The Obama administration is attacking religious freedom in court, even as Obama depicts his policies as ordained by God. At a Congressional Black Caucus rally Saturday, he implied that God supported his policies, “likening” the “black voters who ‘keep the faith’ by supporting him and his policies” to “Biblical prophets who had faith in God — and so refused to worship an idol.” “Obama then explained how he had ‘kept the faith’ through various acts as president — by responding to the economic crisis with the Dodd-Frank Wall Street regulations bill, through certain tax credits he had passed and through Obamacare. He finished with a plug for the American Jobs Act.”
(Obama’s suggestion that the Dodd-Frank Act was God’s will may come as a surprise to the thousands of Americans whose jobs will be wiped out or outsourced due to the Dodd-Frank Act, just as his belief that the healthcare law was divinely-ordained may baffle people whose insurance premiums have gone up due to Obamacare. Experts have given Obama’s so-called American Jobs Act a thumbs down, and if it were enacted, it would drive up the national debt without creating jobs.)
Meanwhile, Obama Justice Department appointees took aim at a longstanding protection for religious freedom. The Establishment Clause and Free Exercise Clause of the Constitution generally forbid government “entanglement” with religion. One such forbidden entanglement is government meddling in who churches, synagogues, and religious organizations hire to act as “voices of the church,” such as ministers, rabbis, theology professors, and instructors of religion. To prevent such entanglement, every federal appeals court has recognized a “ministerial exception” to federal and state labor and employment laws dictating who employers must hire. A long line of court rulings recognizes this principle, such as EEOC v. Catholic University and Young v. Northern Illinois Conference of United Methodist Church. Thus, the Catholic Church cannot be forced to hire a female priest, and a synagogue cannot be forced to hire a Christian or Muslim as a rabbi. But Justice Department lawyers recently called for this limit on government interference to be rejected. In Hosanna-Tabor Evangelical Lutheran Church and School v. EEOC, the Justice Department intervened to attack religious freedom, and its “brief disputes the general existence of the ministerial exception.” The Justice Department thus seeks to apply to religious institutions the requirements that historically applied only to secular employers, like the Title VII requirement of not having policies that either intentionally or unintentionally discriminate against any group.

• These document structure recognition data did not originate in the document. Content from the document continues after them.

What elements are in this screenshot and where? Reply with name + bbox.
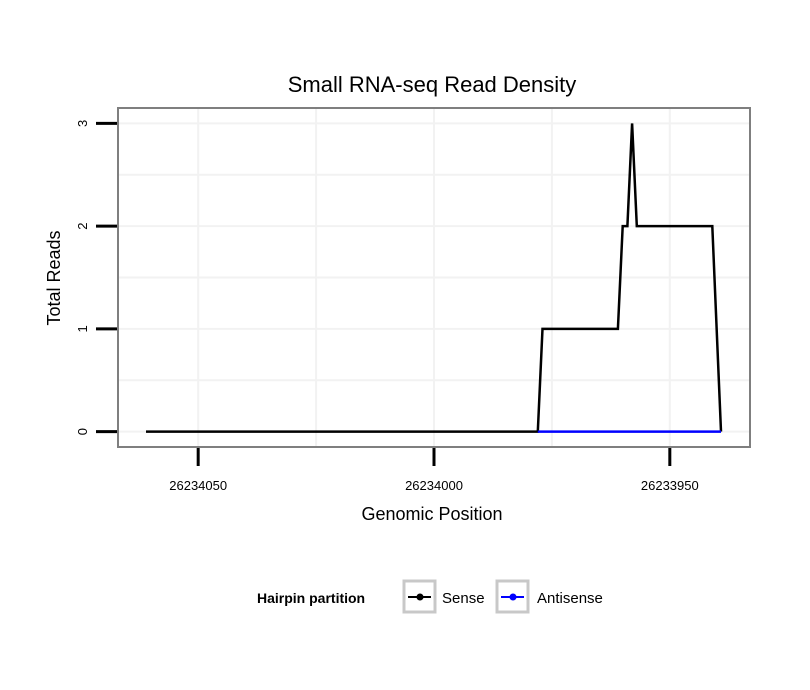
y-tick-label-0: 0 (75, 428, 90, 435)
x-tick-label-2: 26233950 (641, 478, 699, 493)
series-line-sense (146, 123, 723, 433)
y-tick-label-3: 3 (75, 120, 90, 127)
y-axis-label: Total Reads (44, 230, 64, 325)
legend-item-sense: Sense (402, 579, 485, 614)
legend-dot-antisense (509, 593, 517, 601)
y-tick-label-2: 2 (75, 223, 90, 230)
x-axis-label: Genomic Position (361, 504, 502, 524)
legend: Hairpin partition Sense Antisense (257, 579, 603, 614)
plot-panel-border (117, 107, 751, 448)
x-tick-label-1: 26234000 (405, 478, 463, 493)
y-tick-label-1: 1 (75, 325, 90, 332)
series-layer (146, 123, 723, 433)
legend-title: Hairpin partition (257, 590, 365, 606)
x-tick-label-0: 26234050 (169, 478, 227, 493)
x-axis: 26234050 26234000 26233950 (169, 448, 699, 493)
grid (118, 108, 750, 447)
y-axis: 0 1 2 3 (75, 120, 117, 435)
legend-label-antisense: Antisense (537, 590, 603, 607)
chart-title: Small RNA-seq Read Density (288, 72, 577, 97)
legend-item-antisense: Antisense (495, 579, 603, 614)
legend-dot-sense (416, 593, 424, 601)
legend-label-sense: Sense (442, 590, 485, 607)
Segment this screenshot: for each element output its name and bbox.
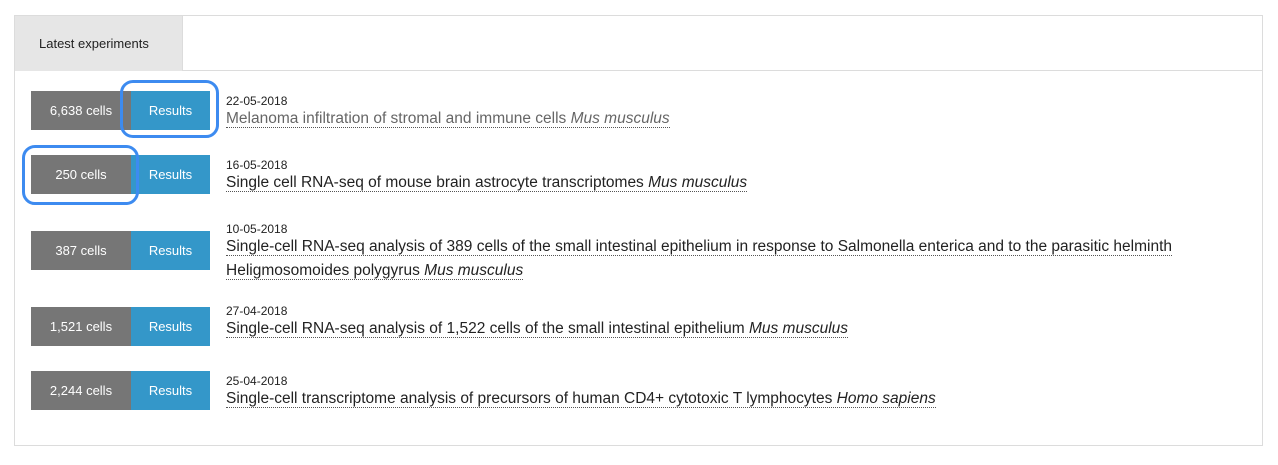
results-button[interactable]: Results [131, 91, 210, 130]
experiment-link[interactable]: Single-cell RNA-seq analysis of 389 cell… [226, 238, 1172, 280]
cells-count-button[interactable]: 6,638 cells [31, 91, 131, 130]
experiment-link[interactable]: Single-cell transcriptome analysis of pr… [226, 390, 936, 408]
experiment-title-text: Single cell RNA-seq of mouse brain astro… [226, 174, 644, 191]
experiment-title: Single cell RNA-seq of mouse brain astro… [226, 171, 1226, 195]
experiment-species: Mus musculus [424, 262, 524, 279]
experiment-link[interactable]: Melanoma infiltration of stromal and imm… [226, 110, 670, 128]
experiment-species: Homo sapiens [836, 390, 936, 407]
experiment-date: 25-04-2018 [226, 374, 288, 388]
experiment-link[interactable]: Single cell RNA-seq of mouse brain astro… [226, 174, 748, 192]
experiment-date: 27-04-2018 [226, 304, 288, 318]
list-item: 2,244 cells Results 25-04-2018 Single-ce… [31, 371, 1246, 431]
results-button[interactable]: Results [131, 231, 210, 270]
results-button[interactable]: Results [131, 155, 210, 194]
experiment-title: Single-cell RNA-seq analysis of 1,522 ce… [226, 317, 1226, 341]
cells-count-button[interactable]: 387 cells [31, 231, 131, 270]
experiment-title-text: Single-cell transcriptome analysis of pr… [226, 390, 833, 407]
tab-latest-experiments[interactable]: Latest experiments [15, 16, 183, 71]
experiment-title-text: Single-cell RNA-seq analysis of 1,522 ce… [226, 320, 745, 337]
experiment-link[interactable]: Single-cell RNA-seq analysis of 1,522 ce… [226, 320, 849, 338]
experiment-title-text: Single-cell RNA-seq analysis of 389 cell… [226, 238, 1172, 279]
list-item: 387 cells Results 10-05-2018 Single-cell… [31, 222, 1246, 303]
cells-count-button[interactable]: 250 cells [31, 155, 131, 194]
cells-count-button[interactable]: 1,521 cells [31, 307, 131, 346]
results-button[interactable]: Results [131, 307, 210, 346]
experiment-species: Mus musculus [648, 174, 748, 191]
list-item: 1,521 cells Results 27-04-2018 Single-ce… [31, 304, 1246, 367]
experiment-title: Single-cell RNA-seq analysis of 389 cell… [226, 235, 1226, 283]
experiment-species: Mus musculus [570, 110, 670, 127]
experiment-title: Melanoma infiltration of stromal and imm… [226, 107, 1226, 131]
experiment-species: Mus musculus [748, 320, 849, 337]
cells-count-button[interactable]: 2,244 cells [31, 371, 131, 410]
experiment-title: Single-cell transcriptome analysis of pr… [226, 387, 1226, 411]
list-item: 6,638 cells Results 22-05-2018 Melanoma … [31, 91, 1246, 151]
list-item: 250 cells Results 16-05-2018 Single cell… [31, 155, 1246, 215]
experiment-title-text: Melanoma infiltration of stromal and imm… [226, 110, 567, 127]
tab-bar: Latest experiments [15, 16, 1262, 71]
latest-experiments-panel: Latest experiments 6,638 cells Results 2… [14, 15, 1263, 446]
experiment-date: 22-05-2018 [226, 94, 288, 108]
experiment-date: 10-05-2018 [226, 222, 288, 236]
results-button[interactable]: Results [131, 371, 210, 410]
experiment-date: 16-05-2018 [226, 158, 288, 172]
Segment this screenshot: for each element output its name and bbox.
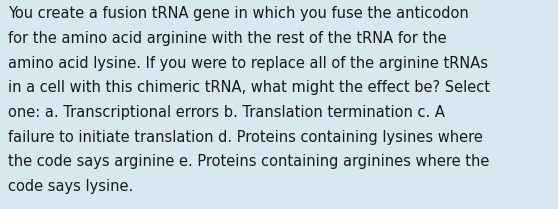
Text: in a cell with this chimeric tRNA, what might the effect be? Select: in a cell with this chimeric tRNA, what … <box>8 80 490 95</box>
Text: one: a. Transcriptional errors b. Translation termination c. A: one: a. Transcriptional errors b. Transl… <box>8 105 445 120</box>
Text: the code says arginine e. Proteins containing arginines where the: the code says arginine e. Proteins conta… <box>8 154 490 169</box>
Text: You create a fusion tRNA gene in which you fuse the anticodon: You create a fusion tRNA gene in which y… <box>8 6 469 21</box>
Text: failure to initiate translation d. Proteins containing lysines where: failure to initiate translation d. Prote… <box>8 130 483 145</box>
Text: amino acid lysine. If you were to replace all of the arginine tRNAs: amino acid lysine. If you were to replac… <box>8 56 488 71</box>
Text: code says lysine.: code says lysine. <box>8 179 133 194</box>
Text: for the amino acid arginine with the rest of the tRNA for the: for the amino acid arginine with the res… <box>8 31 447 46</box>
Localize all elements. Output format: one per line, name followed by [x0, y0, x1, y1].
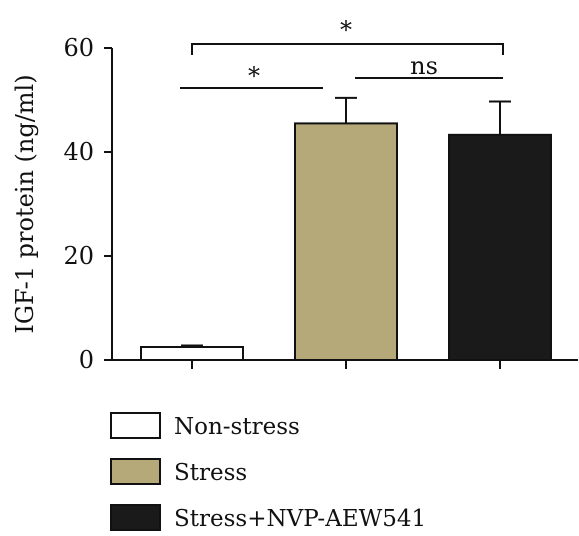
significance-label-2: * [248, 62, 260, 90]
legend-label-3: Stress+NVP-AEW541 [174, 506, 426, 532]
significance-label-1: * [340, 16, 352, 44]
legend-label-1: Non-stress [174, 414, 300, 440]
significance-brackets: * * ns [180, 16, 504, 90]
bars [140, 122, 552, 362]
legend-swatch-3 [110, 504, 161, 531]
y-tick-label: 20 [63, 242, 94, 270]
y-axis-title: IGF-1 protein (ng/ml) [11, 74, 39, 333]
legend-label-2: Stress [174, 460, 247, 486]
y-axis-ticks: 0 20 40 60 [63, 34, 112, 374]
y-tick-label: 0 [79, 346, 94, 374]
y-tick-label: 40 [63, 138, 94, 166]
bar-2 [294, 122, 398, 362]
legend-swatch-2 [110, 458, 161, 485]
y-tick-label: 60 [63, 34, 94, 62]
legend: Non-stress Stress Stress+NVP-AEW541 [110, 412, 426, 532]
significance-label-3: ns [410, 52, 438, 80]
bar-3 [448, 133, 552, 361]
significance-bracket-1 [191, 43, 504, 55]
bar-1 [140, 346, 244, 361]
legend-swatch-1 [110, 412, 161, 439]
x-axis-ticks [191, 360, 501, 369]
error-bars [181, 96, 511, 347]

If the Justice Department’s position were adopted, some churches might be pressured to adopt race and gender quotas. If the Justice Department’s position were accepted by the courts, not only would churches have to hire people who are ineligible to serve as clergy under their longstanding theology (like the Catholic Church being forced to hire female priests), but they might also have to get rid of education, training, and theological requirements that unintentionally weed out disproportionate members of particular groups. For example, if female divinity students are more often pro-choice than male divinity students (and they are indeed more liberal on average than their male peers), a church could arguably violate laws against sex discrimination if its theology frowned on abortion, since requiring adherence to that theology would have a “disparate impact” on female representation in the pulpit. (Federal and state anti-discrimination laws forbid covered employers from having hiring criteria that result in even unintentional disparities based on race or gender, like a school district requiring would-be teachers to pass a basic competency test that more blacks than whites fail, or a private employer requiring a high school diploma for an unskilled job. Under federal anti-discrimination statutes, there is a statutory “business necessity” defense to claims of unintentional discrimination that a church might be able to invoke; but under some municipal laws, there is virtually no such defense. Washington, D.C.’s municipal code defines “business necessity” so narrowly that many sensible practices are banned if they produce any unintentional gender or race disparities, even if banning the practice is very costly to the institution. Currently, Washington, D.C. municipal law contains a limited religious exemption, but the Justice Department’s position suggests there would be no constitutional impediment to completely abolishing that exemption.)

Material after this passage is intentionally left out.